What can I use to do performance measurement of a single command execution in terminal?
At the moment I am aware of something as "perf stat"
For example: perf stat gzip File.pdf
But is there anything else useful for this?
Last edited by kdar (2012-01-19 18:15:14)
Offline
What performance?
execution time: time ls -l will tell you how long the ls process took.
system calls: strace ls-l will tell you about all the library calls ls used.
Nothing is too wonderful to be true, if it be consistent with the laws of nature -- Michael Faraday
Sometimes it is the people no one can imagine anything of who do the things no one can imagine. -- Alan Turing
---
How to Ask Questions the Smart Way
Offline
Well, anything really. For example memory usage.
strace could be useful, I didn't know about it before, thanks.
For example I would like to know how much memory is used by something like : gzip file.pdf
Last edited by kdar (2012-01-19 20:40:38)
Offline
time can also show the memory usage and some other things using format strings.
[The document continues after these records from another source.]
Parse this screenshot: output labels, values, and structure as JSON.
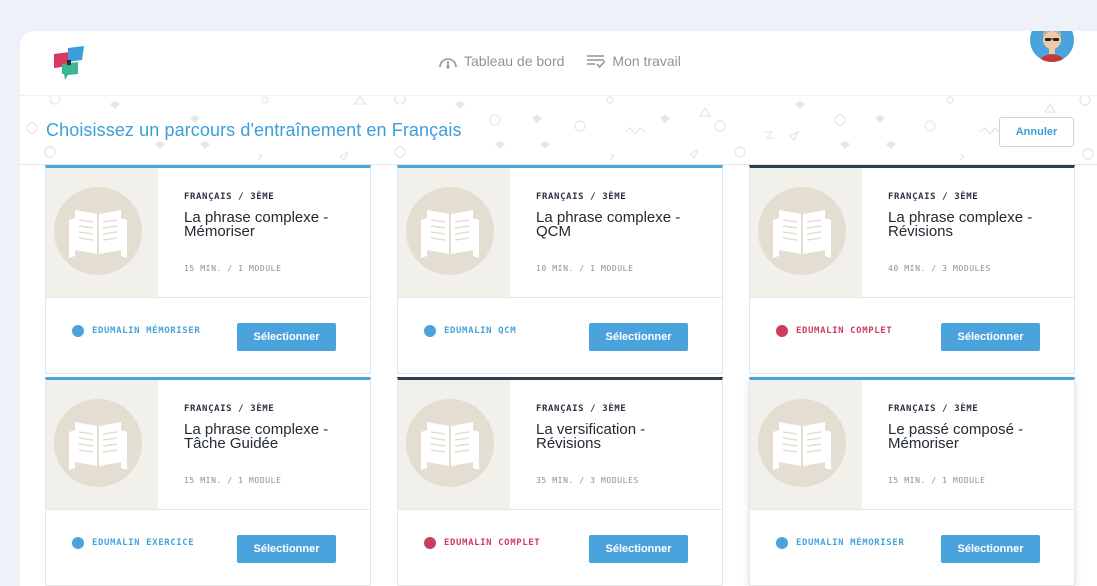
{
  "nav": {
    "dashboard_label": "Tableau de bord",
    "work_label": "Mon travail"
  },
  "banner": {
    "title": "Choisissez un parcours d'entraînement en Français",
    "cancel_label": "Annuler"
  },
  "colors": {
    "accent_blue": "#4aa3dc",
    "accent_dark": "#2f3e4c",
    "complet_red": "#cc3d5e",
    "page_bg": "#eef1f8"
  },
  "icons": {
    "logo": "edumalin-logo",
    "dashboard": "gauge-icon",
    "work": "list-check-icon",
    "avatar": "user-avatar",
    "thumbnail": "open-book-icon"
  },
  "cards": [
    {
      "category": "FRANÇAIS / 3ÈME",
      "title_line1": "La phrase complexe -",
      "title_line2": "Mémoriser",
      "meta": "15 MIN. / 1 MODULE",
      "type": "EDUMALIN MÉMORISER",
      "type_color": "#4aa3dc",
      "accent": "blue",
      "select_label": "Sélectionner"
    },
    {
      "category": "FRANÇAIS / 3ÈME",
      "title_line1": "La phrase complexe -",
      "title_line2": "QCM",
      "meta": "10 MIN. / 1 MODULE",
      "type": "EDUMALIN QCM",
      "type_color": "#4aa3dc",
      "accent": "blue",
      "select_label": "Sélectionner"
    },
    {
      "category": "FRANÇAIS / 3ÈME",
      "title_line1": "La phrase complexe -",
      "title_line2": "Révisions",
      "meta": "40 MIN. / 3 MODULES",
      "type": "EDUMALIN COMPLET",
      "type_color": "#cc3d5e",
      "accent": "dark",
      "select_label": "Sélectionner"
    },
    {
      "category": "FRANÇAIS / 3ÈME",
      "title_line1": "La phrase complexe -",
      "title_line2": "Tâche Guidée",
      "meta": "15 MIN. / 1 MODULE",
      "type": "EDUMALIN EXERCICE",
      "type_color": "#4aa3dc",
      "accent": "blue",
      "select_label": "Sélectionner"
    },
    {
      "category": "FRANÇAIS / 3ÈME",
      "title_line1": "La versification -",
      "title_line2": "Révisions",
      "meta": "35 MIN. / 3 MODULES",
      "type": "EDUMALIN COMPLET",
      "type_color": "#cc3d5e",
      "accent": "dark",
      "select_label": "Sélectionner"
    },
    {
      "category": "FRANÇAIS / 3ÈME",
      "title_line1": "Le passé composé -",
      "title_line2": "Mémoriser",
      "meta": "15 MIN. / 1 MODULE",
      "type": "EDUMALIN MÉMORISER",
      "type_color": "#4aa3dc",
      "accent": "blue",
      "select_label": "Sélectionner"
    }
  ]
}
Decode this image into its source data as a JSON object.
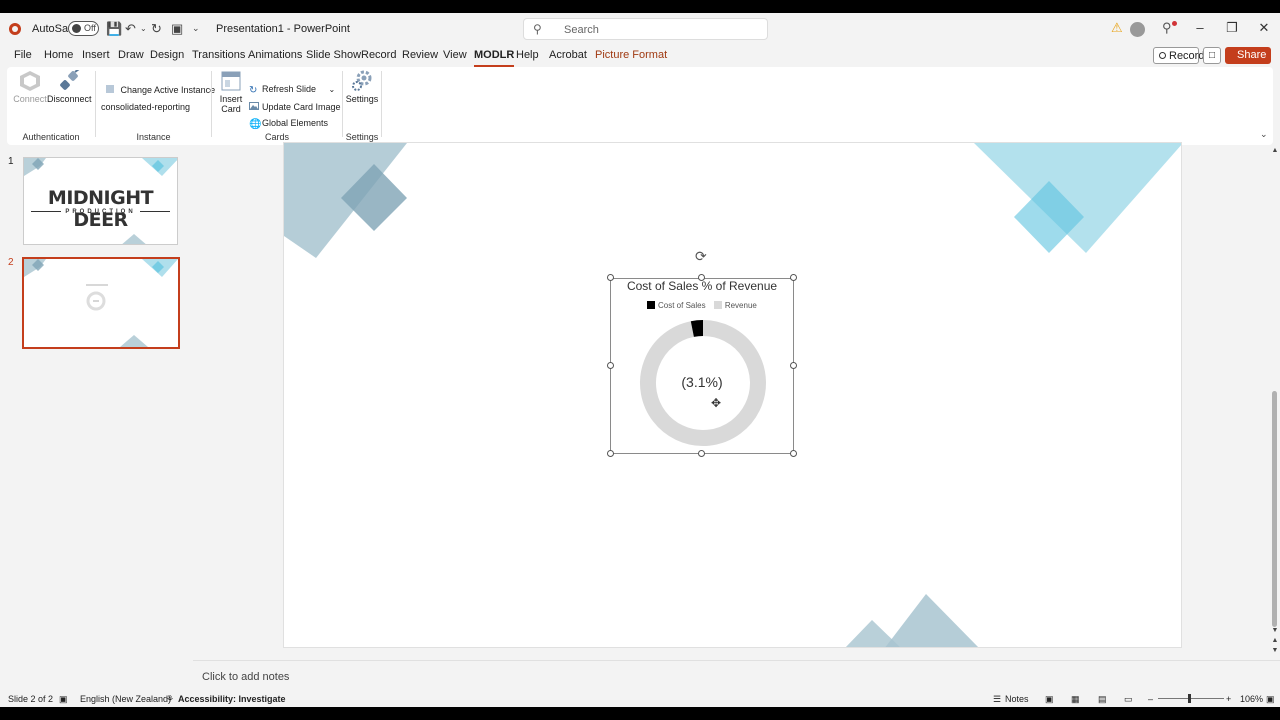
{
  "titlebar": {
    "autosave_label": "AutoSave",
    "autosave_state": "Off",
    "doc_title": "Presentation1 - PowerPoint",
    "search_placeholder": "Search"
  },
  "menu": {
    "tabs": [
      "File",
      "Home",
      "Insert",
      "Draw",
      "Design",
      "Transitions",
      "Animations",
      "Slide Show",
      "Record",
      "Review",
      "View",
      "MODLR",
      "Help",
      "Acrobat",
      "Picture Format"
    ],
    "active_tab": "MODLR",
    "record_label": "Record",
    "share_label": "Share"
  },
  "ribbon": {
    "authentication": {
      "group_label": "Authentication",
      "connect_label": "Connect",
      "disconnect_label": "Disconnect"
    },
    "instance": {
      "group_label": "Instance",
      "change_label": "Change Active Instance",
      "instance_name": "consolidated-reporting"
    },
    "cards": {
      "group_label": "Cards",
      "insert_card_line1": "Insert",
      "insert_card_line2": "Card",
      "refresh_label": "Refresh Slide",
      "update_label": "Update Card Image",
      "global_label": "Global Elements"
    },
    "settings": {
      "group_label": "Settings",
      "settings_label": "Settings"
    }
  },
  "thumbnails": [
    {
      "number": "1",
      "title": "MIDNIGHT DEER",
      "subtitle": "PRODUCTION"
    },
    {
      "number": "2"
    }
  ],
  "chart_data": {
    "type": "pie",
    "title": "Cost of Sales  % of Revenue",
    "legend": [
      "Cost of Sales",
      "Revenue"
    ],
    "categories": [
      "Cost of Sales",
      "Revenue"
    ],
    "values": [
      3.1,
      96.9
    ],
    "center_label": "(3.1%)",
    "colors": {
      "cost_of_sales": "#000000",
      "revenue": "#d9d9d9"
    }
  },
  "notes_placeholder": "Click to add notes",
  "statusbar": {
    "slide_info": "Slide 2 of 2",
    "language": "English (New Zealand)",
    "accessibility": "Accessibility: Investigate",
    "notes_label": "Notes",
    "zoom": "106%"
  }
}
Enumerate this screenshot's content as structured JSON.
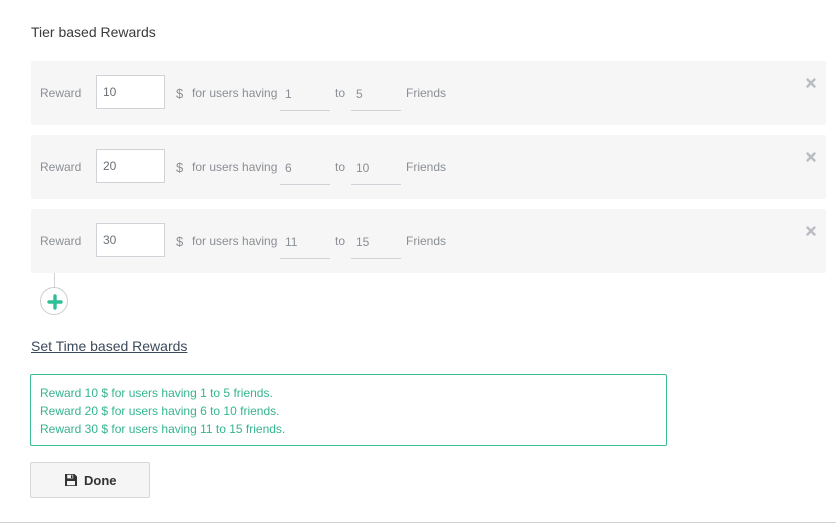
{
  "section_title": "Tier based Rewards",
  "tiers": [
    {
      "reward_label": "Reward",
      "reward_value": "10",
      "currency": "$",
      "users_label": "for users having",
      "from_value": "1",
      "to_label": "to",
      "to_value": "5",
      "unit_label": "Friends",
      "remove_icon": "close-icon"
    },
    {
      "reward_label": "Reward",
      "reward_value": "20",
      "currency": "$",
      "users_label": "for users having",
      "from_value": "6",
      "to_label": "to",
      "to_value": "10",
      "unit_label": "Friends",
      "remove_icon": "close-icon"
    },
    {
      "reward_label": "Reward",
      "reward_value": "30",
      "currency": "$",
      "users_label": "for users having",
      "from_value": "11",
      "to_label": "to",
      "to_value": "15",
      "unit_label": "Friends",
      "remove_icon": "close-icon"
    }
  ],
  "add_tier_icon": "plus-icon",
  "time_link": "Set Time based Rewards",
  "summary": [
    "Reward 10 $ for users having 1 to 5 friends.",
    "Reward 20 $ for users having 6 to 10 friends.",
    "Reward 30 $ for users having 11 to 15 friends."
  ],
  "done_button": {
    "icon": "save-icon",
    "label": "Done"
  },
  "colors": {
    "accent": "#35b48f",
    "row_background": "#f6f6f6",
    "link": "#3b4a5a"
  }
}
Example: time -f "%M" gzip file.pdf (Shows maximum resident set size of the process during its lifetime, in Kbytes.)
All of them are described in the man page.
Offline
time can also show the memory usage and some other things using format strings.
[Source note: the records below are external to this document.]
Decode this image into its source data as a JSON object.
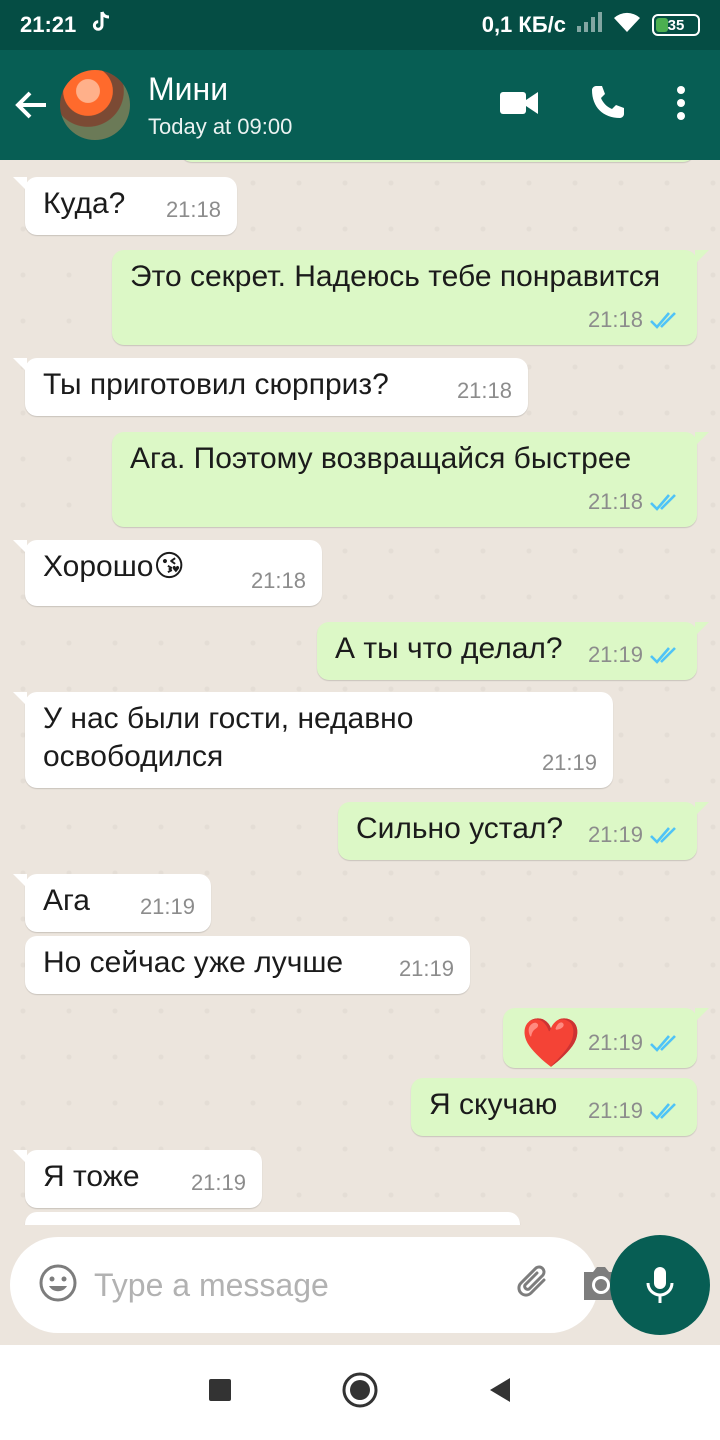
{
  "status": {
    "time": "21:21",
    "speed": "0,1 КБ/с",
    "battery": "35"
  },
  "header": {
    "contact_name": "Мини",
    "last_seen": "Today at 09:00"
  },
  "messages": [
    {
      "dir": "in",
      "text": "Куда?",
      "time": "21:18"
    },
    {
      "dir": "out",
      "text": "Это секрет. Надеюсь тебе понравится",
      "time": "21:18"
    },
    {
      "dir": "in",
      "text": "Ты приготовил сюрприз?",
      "time": "21:18"
    },
    {
      "dir": "out",
      "text": "Ага. Поэтому возвращайся быстрее",
      "time": "21:18"
    },
    {
      "dir": "in",
      "text": "Хорошо😘",
      "time": "21:18"
    },
    {
      "dir": "out",
      "text": "А ты что делал?",
      "time": "21:19"
    },
    {
      "dir": "in",
      "text": "У нас были гости, недавно освободился",
      "time": "21:19"
    },
    {
      "dir": "out",
      "text": "Сильно устал?",
      "time": "21:19"
    },
    {
      "dir": "in",
      "text": "Ага",
      "time": "21:19"
    },
    {
      "dir": "in",
      "text": "Но сейчас уже лучше",
      "time": "21:19"
    },
    {
      "dir": "out",
      "text": "❤️",
      "time": "21:19"
    },
    {
      "dir": "out",
      "text": "Я скучаю",
      "time": "21:19"
    },
    {
      "dir": "in",
      "text": "Я тоже",
      "time": "21:19"
    }
  ],
  "composer": {
    "placeholder": "Type a message"
  },
  "colors": {
    "header": "#075e54",
    "statusbar": "#054d44",
    "outgoing_bubble": "#dcf8c6",
    "incoming_bubble": "#ffffff",
    "read_ticks": "#4fc3f7"
  }
}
Example: time -f "%M" gzip file.pdf (Shows maximum resident set size of the process during its lifetime, in Kbytes.)
All of them are described in the man page.
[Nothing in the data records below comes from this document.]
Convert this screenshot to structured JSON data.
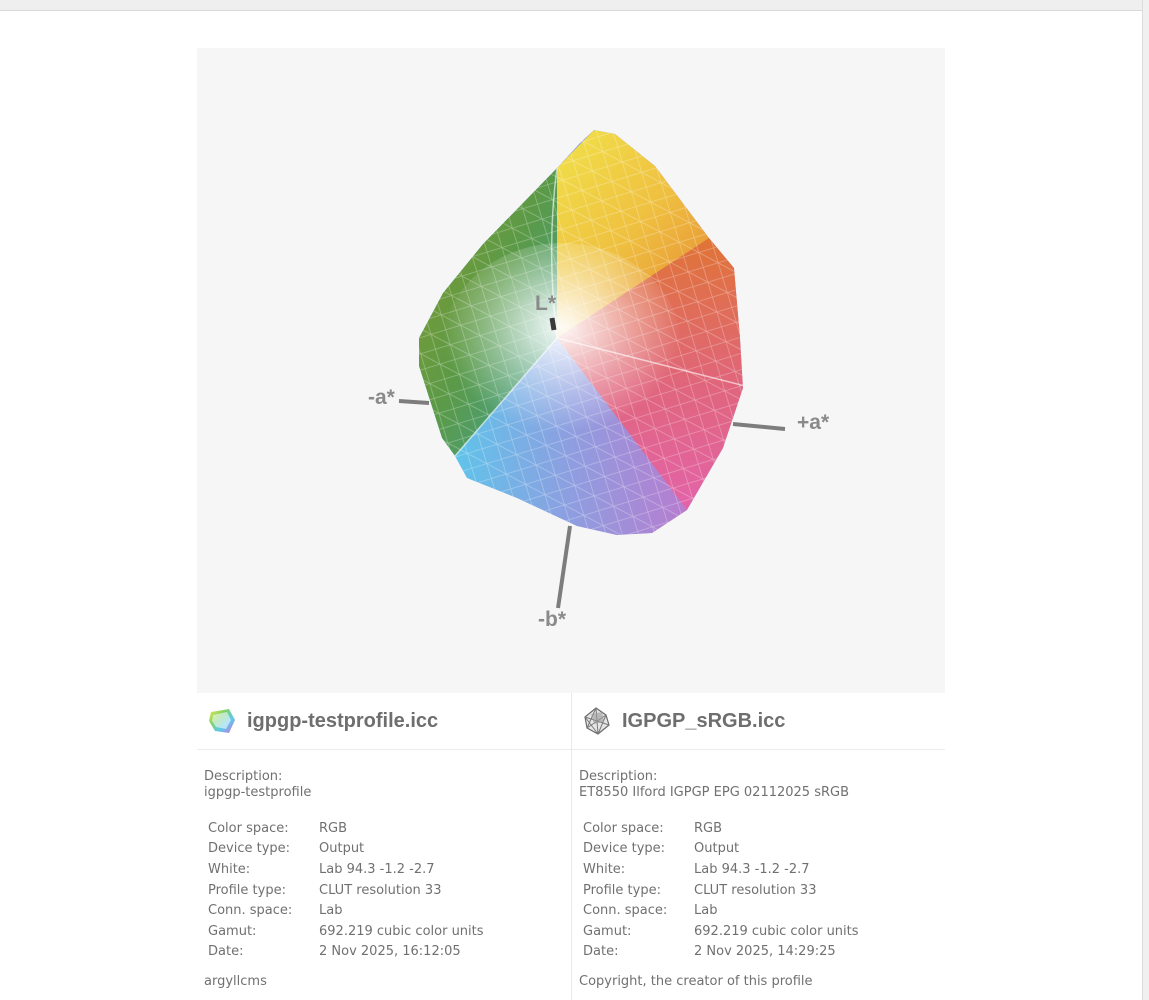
{
  "viewer": {
    "axes": {
      "l_label": "L*",
      "minus_a_label": "-a*",
      "plus_a_label": "+a*",
      "minus_b_label": "-b*"
    }
  },
  "profiles": [
    {
      "title": "igpgp-testprofile.icc",
      "icon": "gamut-cube-icon",
      "description_label": "Description:",
      "description": "igpgp-testprofile",
      "rows": [
        {
          "key": "Color space:",
          "value": "RGB"
        },
        {
          "key": "Device type:",
          "value": "Output"
        },
        {
          "key": "White:",
          "value": "Lab 94.3 -1.2 -2.7"
        },
        {
          "key": "Profile type:",
          "value": "CLUT resolution 33"
        },
        {
          "key": "Conn. space:",
          "value": "Lab"
        },
        {
          "key": "Gamut:",
          "value": "692.219 cubic color units"
        },
        {
          "key": "Date:",
          "value": "2 Nov 2025, 16:12:05"
        }
      ],
      "footer": "argyllcms"
    },
    {
      "title": "IGPGP_sRGB.icc",
      "icon": "wireframe-gamut-icon",
      "description_label": "Description:",
      "description": "ET8550 Ilford IGPGP EPG 02112025 sRGB",
      "rows": [
        {
          "key": "Color space:",
          "value": "RGB"
        },
        {
          "key": "Device type:",
          "value": "Output"
        },
        {
          "key": "White:",
          "value": "Lab 94.3 -1.2 -2.7"
        },
        {
          "key": "Profile type:",
          "value": "CLUT resolution 33"
        },
        {
          "key": "Conn. space:",
          "value": "Lab"
        },
        {
          "key": "Gamut:",
          "value": "692.219 cubic color units"
        },
        {
          "key": "Date:",
          "value": "2 Nov 2025, 14:29:25"
        }
      ],
      "footer": "Copyright, the creator of this profile"
    }
  ],
  "colors": {
    "viewer_bg": "#f6f6f7",
    "text": "#707070",
    "title": "#6e6e6e",
    "axis": "#808080"
  }
}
Apparently all that only applies to the standalone version of time which is not installed by default:
$ time -f "%M" <whatever>
bash: -f: command not found
real 0m0.001s
user 0m0.000s
sys 0m0.000s
$ which time
which: no time in ...
$ pkgfile -s time
extra/irssi
extra/time
community/calc
community/epic4
community/plan9port
$ pkgfile -l time
...
time /usr/bin/time
...
Last edited by alphaniner (2012-01-26 20:55:44)
But whether the Constitution really be one thing, or another, this much is certain - that it has either authorized such a government as we have had, or has been powerless to prevent it. In either case, it is unfit to exist.